Module Name: <module 'run_mlm_flax' from '/content/run_mlm_flax.py'>

WARNING:root:TPU has started up successfully with version pytorch-1.9
Traceback (most recent call last):
  File "xla_spawn.py", line 87, in <module>
    main()
  File "xla_spawn.py", line 83, in main
    xmp.spawn(mod._mp_fn, args=(), nprocs=args.num_cores)
AttributeError: module 'run_mlm_flax' has no attribute '_mp_fn'

To my understanding, the script for spawning processes in each TPU core required a Huggingface Trainer object to work with. However, we apparently do not have a Trainer script for MLM/CLM for Bigbird. Compounding the difficulties is the whole Flax-noTrainer-TPU combination which I do not think BigBird has been tested out fully.

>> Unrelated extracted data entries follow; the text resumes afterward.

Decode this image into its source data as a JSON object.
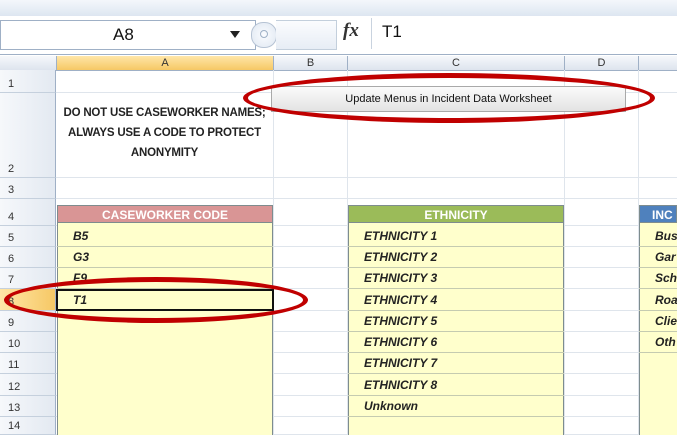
{
  "formula_bar": {
    "name_box": "A8",
    "fx_label": "fx",
    "formula_value": "T1"
  },
  "columns": [
    "A",
    "B",
    "C",
    "D"
  ],
  "rows": [
    "1",
    "2",
    "3",
    "4",
    "5",
    "6",
    "7",
    "8",
    "9",
    "10",
    "11",
    "12",
    "13",
    "14"
  ],
  "selected": {
    "cell": "A8",
    "row": "8",
    "column": "A"
  },
  "note_text": "DO NOT USE CASEWORKER NAMES; ALWAYS USE A CODE TO PROTECT ANONYMITY",
  "update_button_label": "Update Menus in Incident Data Worksheet",
  "tables": {
    "caseworker": {
      "header": "CASEWORKER CODE",
      "values": [
        "B5",
        "G3",
        "F9",
        "T1"
      ]
    },
    "ethnicity": {
      "header": "ETHNICITY",
      "values": [
        "ETHNICITY 1",
        "ETHNICITY 2",
        "ETHNICITY 3",
        "ETHNICITY 4",
        "ETHNICITY 5",
        "ETHNICITY 6",
        "ETHNICITY 7",
        "ETHNICITY 8",
        "Unknown"
      ]
    },
    "incident": {
      "header": "INC",
      "values": [
        "Bus",
        "Gar",
        "Sch",
        "Roa",
        "Clie",
        "Oth"
      ]
    }
  },
  "annotation_color": "#c00000"
}
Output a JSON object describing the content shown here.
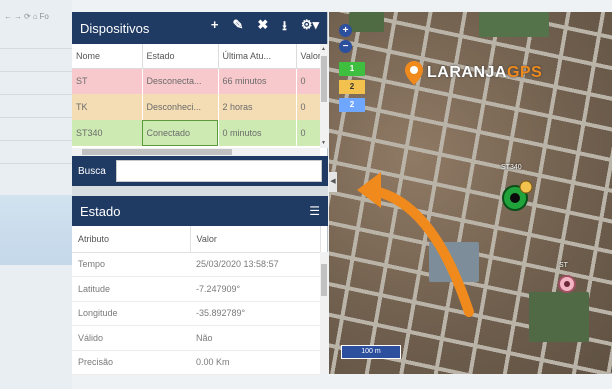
{
  "browser": {
    "nav": [
      "←",
      "→",
      "⟳",
      "⌂",
      "Fo"
    ]
  },
  "devices_panel": {
    "title": "Dispositivos",
    "tools": {
      "add": "+",
      "edit": "✎",
      "remove": "✖",
      "upload": "⭳",
      "settings": "⚙▾"
    },
    "columns": [
      "Nome",
      "Estado",
      "Última Atu...",
      "Valor"
    ],
    "rows": [
      {
        "name": "ST",
        "status": "Desconecta...",
        "last_update": "66 minutos",
        "value": "0",
        "color": "#f7c9cc"
      },
      {
        "name": "TK",
        "status": "Desconheci...",
        "last_update": "2 horas",
        "value": "0",
        "color": "#f4ddb4"
      },
      {
        "name": "ST340",
        "status": "Conectado",
        "last_update": "0 minutos",
        "value": "0",
        "color": "#cdeab3"
      }
    ]
  },
  "search": {
    "label": "Busca",
    "value": ""
  },
  "state_panel": {
    "title": "Estado",
    "columns": [
      "Atributo",
      "Valor"
    ],
    "rows": [
      {
        "attr": "Tempo",
        "value": "25/03/2020 13:58:57"
      },
      {
        "attr": "Latitude",
        "value": "-7.247909°"
      },
      {
        "attr": "Longitude",
        "value": "-35.892789°"
      },
      {
        "attr": "Válido",
        "value": "Não"
      },
      {
        "attr": "Precisão",
        "value": "0.00 Km"
      }
    ]
  },
  "map": {
    "zoom_in": "+",
    "zoom_out": "−",
    "legend": [
      {
        "label": "1",
        "color": "#3fbf3f"
      },
      {
        "label": "2",
        "color": "#f2c14e"
      },
      {
        "label": "2",
        "color": "#6fa6ff"
      }
    ],
    "logo": {
      "text_main": "LARANJA",
      "text_accent": "GPS"
    },
    "markers": {
      "green_label": "ST340",
      "pink_label": "ST"
    },
    "scale": "100 m",
    "accent_color": "#f08a1c"
  }
}
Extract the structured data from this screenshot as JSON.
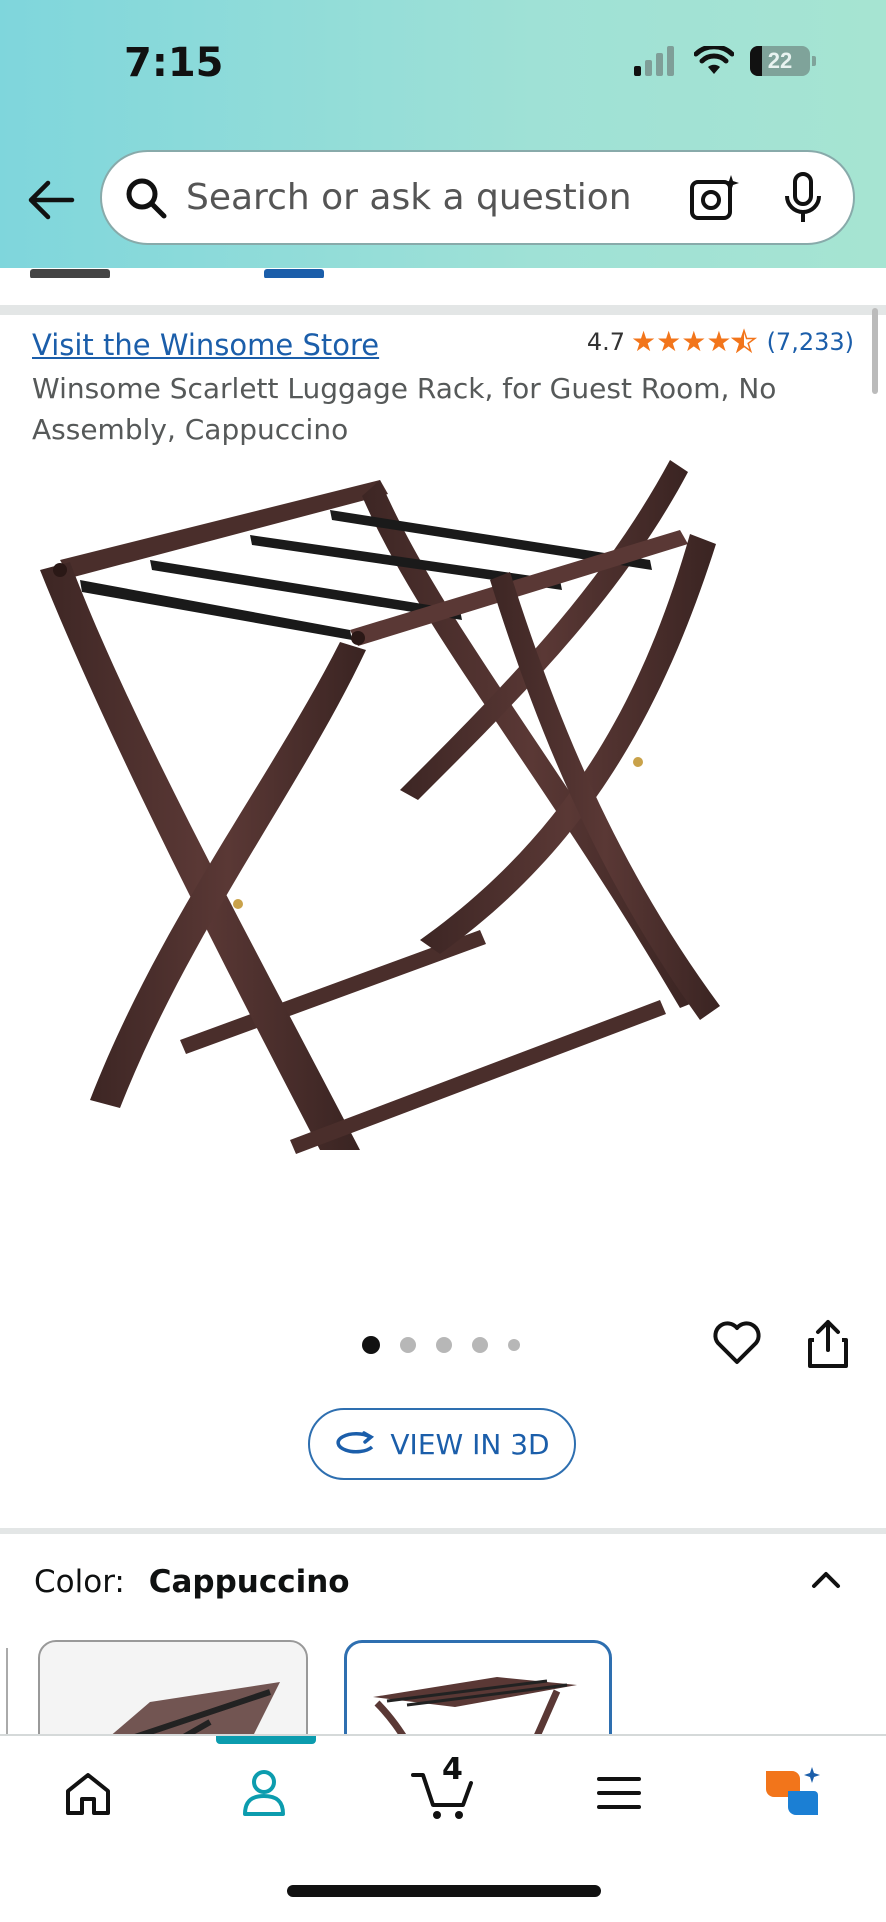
{
  "status_bar": {
    "time": "7:15",
    "battery": "22"
  },
  "search": {
    "placeholder": "Search or ask a question"
  },
  "product": {
    "store_link": "Visit the Winsome Store",
    "rating_value": "4.7",
    "rating_count": "(7,233)",
    "stars": 4.5,
    "title": "Winsome Scarlett Luggage Rack, for Guest Room, No Assembly, Cappuccino",
    "image_count": 5,
    "active_image": 1,
    "view_3d_label": "VIEW IN 3D"
  },
  "color": {
    "label": "Color:",
    "value": "Cappuccino"
  },
  "nav": {
    "cart_count": "4",
    "active": "account"
  },
  "colors": {
    "accent_blue": "#1b5eaa",
    "star_orange": "#f2751b",
    "nav_teal": "#0c9cae"
  }
}
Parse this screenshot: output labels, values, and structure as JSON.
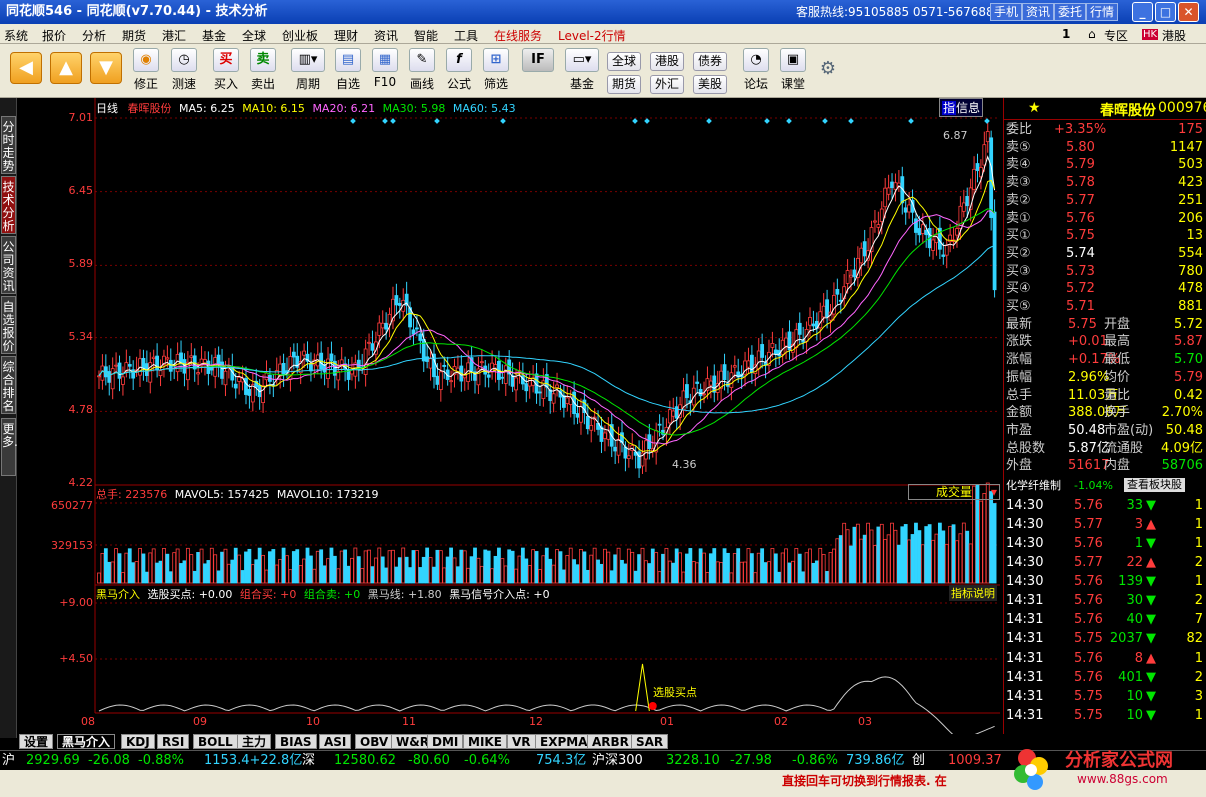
{
  "window": {
    "title": "同花顺546 - 同花顺(v7.70.44) - 技术分析",
    "hotline": "客服热线:95105885 0571-56768888",
    "top_buttons": [
      "手机",
      "资讯",
      "委托",
      "行情"
    ]
  },
  "menu": {
    "items": [
      "系统",
      "报价",
      "分析",
      "期货",
      "港汇",
      "基金",
      "全球",
      "创业板",
      "理财",
      "资讯",
      "智能",
      "工具"
    ],
    "service": "在线服务",
    "level2": "Level-2行情",
    "page_num": "1",
    "zone": "专区",
    "hk": "港股"
  },
  "toolbar": {
    "buttons": [
      "修正",
      "测速",
      "买入",
      "卖出",
      "周期",
      "自选",
      "F10",
      "画线",
      "公式",
      "筛选",
      "基金",
      "论坛",
      "课堂"
    ],
    "small": [
      "全球",
      "港股",
      "债券",
      "期货",
      "外汇",
      "美股"
    ]
  },
  "sidetabs": [
    "分时走势",
    "技术分析",
    "公司资讯",
    "自选报价",
    "综合排名",
    "更多..."
  ],
  "chart": {
    "period": "日线",
    "stock": "春晖股份",
    "ma": [
      {
        "label": "MA5: 6.25",
        "color": "#ffffff"
      },
      {
        "label": "MA10: 6.15",
        "color": "#ffff00"
      },
      {
        "label": "MA20: 6.21",
        "color": "#ff66ff"
      },
      {
        "label": "MA30: 5.98",
        "color": "#00e600"
      },
      {
        "label": "MA60: 5.43",
        "color": "#32d4ff"
      }
    ],
    "yticks": [
      "7.01",
      "6.45",
      "5.89",
      "5.34",
      "4.78",
      "4.22"
    ],
    "high_label": "6.87",
    "low_label": "4.36",
    "info_btn": "信息",
    "vol": {
      "total": "总手: 223576",
      "mavol5": "MAVOL5: 157425",
      "mavol10": "MAVOL10: 173219",
      "yticks": [
        "650277",
        "329153"
      ],
      "select": "成交量"
    },
    "ind": {
      "name": "黑马介入",
      "text": "选股买点: +0.00",
      "zhmai": "组合买: +0",
      "zhmaic": "组合卖: +0",
      "hmx": "黑马线: +1.80",
      "hmxh": "黑马信号介入点: +0",
      "yticks": [
        "+9.00",
        "+4.50"
      ],
      "note": "选股买点",
      "explain": "指标说明"
    },
    "months": [
      "08",
      "09",
      "10",
      "11",
      "12",
      "01",
      "02",
      "03"
    ]
  },
  "chart_data": {
    "type": "candlestick",
    "ylim": [
      4.22,
      7.01
    ],
    "high": 6.87,
    "low": 4.36
  },
  "quote": {
    "name": "春晖股份",
    "code": "000976",
    "webi_label": "委比",
    "webi": "+3.35%",
    "webi_val": "175",
    "sells": [
      {
        "l": "卖⑤",
        "p": "5.80",
        "v": "1147"
      },
      {
        "l": "卖④",
        "p": "5.79",
        "v": "503"
      },
      {
        "l": "卖③",
        "p": "5.78",
        "v": "423"
      },
      {
        "l": "卖②",
        "p": "5.77",
        "v": "251"
      },
      {
        "l": "卖①",
        "p": "5.76",
        "v": "206"
      }
    ],
    "buys": [
      {
        "l": "买①",
        "p": "5.75",
        "v": "13"
      },
      {
        "l": "买②",
        "p": "5.74",
        "v": "554"
      },
      {
        "l": "买③",
        "p": "5.73",
        "v": "780"
      },
      {
        "l": "买④",
        "p": "5.72",
        "v": "478"
      },
      {
        "l": "买⑤",
        "p": "5.71",
        "v": "881"
      }
    ],
    "stats": [
      [
        "最新",
        "5.75",
        "开盘",
        "5.72"
      ],
      [
        "涨跌",
        "+0.01",
        "最高",
        "5.87"
      ],
      [
        "涨幅",
        "+0.17%",
        "最低",
        "5.70"
      ],
      [
        "振幅",
        "2.96%",
        "均价",
        "5.79"
      ],
      [
        "总手",
        "11.03万",
        "量比",
        "0.42"
      ],
      [
        "金额",
        "388.06万",
        "换手",
        "2.70%"
      ],
      [
        "市盈",
        "50.48",
        "市盈(动)",
        "50.48"
      ],
      [
        "总股数",
        "5.87亿",
        "流通股",
        "4.09亿"
      ],
      [
        "外盘",
        "51617",
        "内盘",
        "58706"
      ]
    ],
    "sector": "化学纤维制",
    "sector_pct": "-1.04%",
    "sector_btn": "查看板块股",
    "ticks": [
      [
        "14:30",
        "5.76",
        "33",
        "d",
        "1"
      ],
      [
        "14:30",
        "5.77",
        "3",
        "u",
        "1"
      ],
      [
        "14:30",
        "5.76",
        "1",
        "d",
        "1"
      ],
      [
        "14:30",
        "5.77",
        "22",
        "u",
        "2"
      ],
      [
        "14:30",
        "5.76",
        "139",
        "d",
        "1"
      ],
      [
        "14:31",
        "5.76",
        "30",
        "d",
        "2"
      ],
      [
        "14:31",
        "5.76",
        "40",
        "d",
        "7"
      ],
      [
        "14:31",
        "5.75",
        "2037",
        "d",
        "82"
      ],
      [
        "14:31",
        "5.76",
        "8",
        "u",
        "1"
      ],
      [
        "14:31",
        "5.76",
        "401",
        "d",
        "2"
      ],
      [
        "14:31",
        "5.75",
        "10",
        "d",
        "3"
      ],
      [
        "14:31",
        "5.75",
        "10",
        "d",
        "1"
      ]
    ]
  },
  "bottomtabs": [
    "设置",
    "黑马介入",
    "KDJ",
    "RSI",
    "BOLL",
    "主力",
    "BIAS",
    "ASI",
    "OBV",
    "W&R",
    "DMI",
    "MIKE",
    "VR",
    "EXPMA",
    "ARBR",
    "SAR"
  ],
  "ticker": {
    "sh": "沪",
    "sh_idx": "2929.69",
    "sh_chg": "-26.08",
    "sh_pct": "-0.88%",
    "sh_amt": "1153.4+22.8亿",
    "sz": "深",
    "sz_idx": "12580.62",
    "sz_chg": "-80.60",
    "sz_pct": "-0.64%",
    "sz_amt": "754.3亿",
    "hs": "沪深300",
    "hs_idx": "3228.10",
    "hs_chg": "-27.98",
    "hs_pct": "-0.86%",
    "hs_amt": "739.86亿",
    "cy": "创",
    "cy_idx": "1009.37"
  },
  "status": {
    "msg": "直接回车可切换到行情报表. 在"
  },
  "logo": {
    "text": "分析家公式网",
    "url": "www.88gs.com"
  }
}
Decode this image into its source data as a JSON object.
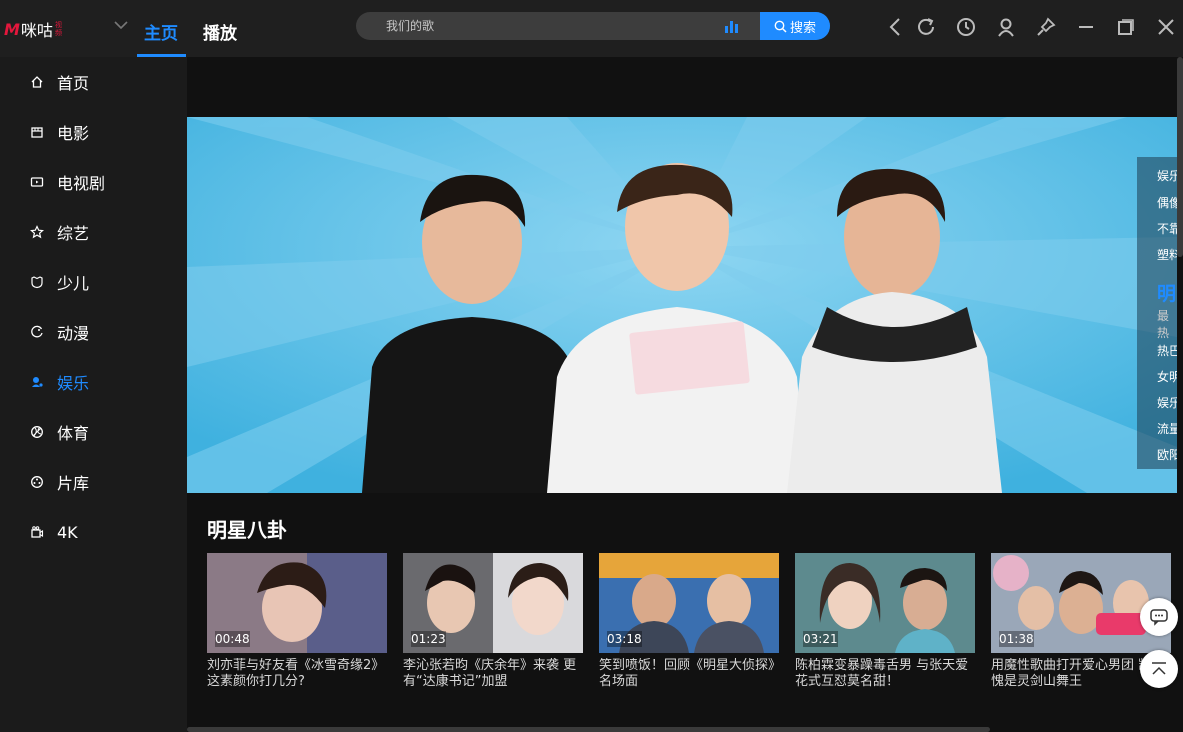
{
  "app": {
    "logo_main": "咪咕",
    "logo_sub": "视频"
  },
  "nav": {
    "tabs": [
      {
        "label": "主页"
      },
      {
        "label": "播放"
      }
    ]
  },
  "search": {
    "placeholder": "我们的歌",
    "button_label": "搜索"
  },
  "sidebar": {
    "items": [
      {
        "label": "首页",
        "icon": "home-icon"
      },
      {
        "label": "电影",
        "icon": "film-icon"
      },
      {
        "label": "电视剧",
        "icon": "tv-icon"
      },
      {
        "label": "综艺",
        "icon": "star-icon"
      },
      {
        "label": "少儿",
        "icon": "kids-icon"
      },
      {
        "label": "动漫",
        "icon": "anime-icon"
      },
      {
        "label": "娱乐",
        "icon": "entertainment-icon"
      },
      {
        "label": "体育",
        "icon": "sports-ball-icon"
      },
      {
        "label": "片库",
        "icon": "film-reel-icon"
      },
      {
        "label": "4K",
        "icon": "4k-icon"
      }
    ],
    "active_index": 6
  },
  "banner": {
    "side_items": [
      "娱乐",
      "偶像",
      "不靠",
      "塑料"
    ],
    "side_big": "明",
    "side_small": "最热",
    "side_items_2": [
      "热巴",
      "女明",
      "娱乐",
      "流量",
      "欧阳"
    ]
  },
  "section": {
    "title": "明星八卦"
  },
  "cards": [
    {
      "duration": "00:48",
      "title": "刘亦菲与好友看《冰雪奇缘2》 这素颜你打几分?"
    },
    {
      "duration": "01:23",
      "title": "李沁张若昀《庆余年》来袭 更有“达康书记”加盟"
    },
    {
      "duration": "03:18",
      "title": "笑到喷饭！回顾《明星大侦探》名场面"
    },
    {
      "duration": "03:21",
      "title": "陈柏霖变暴躁毒舌男 与张天爱花式互怼莫名甜！"
    },
    {
      "duration": "01:38",
      "title": "用魔性歌曲打开爱心男团 凯不愧是灵剑山舞王"
    }
  ],
  "colors": {
    "accent": "#1f8bff",
    "logo_red": "#e3173c",
    "banner_sky": "#4bbbe6"
  }
}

Is there any possible approach to run this on TPUs?

Hey, I think you are mixing flax & pytorch scripts. how can you get pytorch error in flax script otherwise?

FlaxBigBird works perfectly on cloud TPU. You can refer this script also.

Also Currently :hugs:Trainer is for only PyTorch & Tensorflow.

sigh, it’s the third time that I have had to change my scripts again. Why is that with HF half the time you have to change your entire code? The Trainer API was a gamechanger, until it doesn’t work with some models :disappointed:
Why do we need to actually use the Flax version of BigBird to run it on TPUs?

I am not asking you give me a 2-line code solution, but the least HuggingFace could strive to do is to not be sooo fragmented as it is now. At this point, Transformers has become so bloated with different tasks, changing APIs, outdated notebooks that its a nightmare (I honestly can’t even comphrend how Open source devs even contribute here).

Honestly, it would rather be easier if it be married to a single framework like pytorch - allowing simple DataLoaders to interface directly with Huggingface Models and be trained easily in a pytorch-style manner with XLA spawn. I think Huggingface tries to take control of too many parts of the expereince - Datasets for making datasets, and it doesn’t always mesh well.

Or perhaps I am just too dumb, and probably unfair to expect pytorch like simplicity from such a huge lib.

As I have said in the other topic, you don’t. Why are you using an example located in examples/flax/ if you don’t want to use FLAX?

There is really no need for the rant after, it’s completely inappropriate when people are replying to you for free on their own time.

1 Like

It was Patrick Von Platen’s suggestion and PR merge for using the Flax version with BigBird. I asked the same thing, but I didn’t get a reply from him as to what was the reason.

Honestly, if you really think that asking basic questions about the direction of HF is a rant then that clearly shows the attitude of the company as a whole.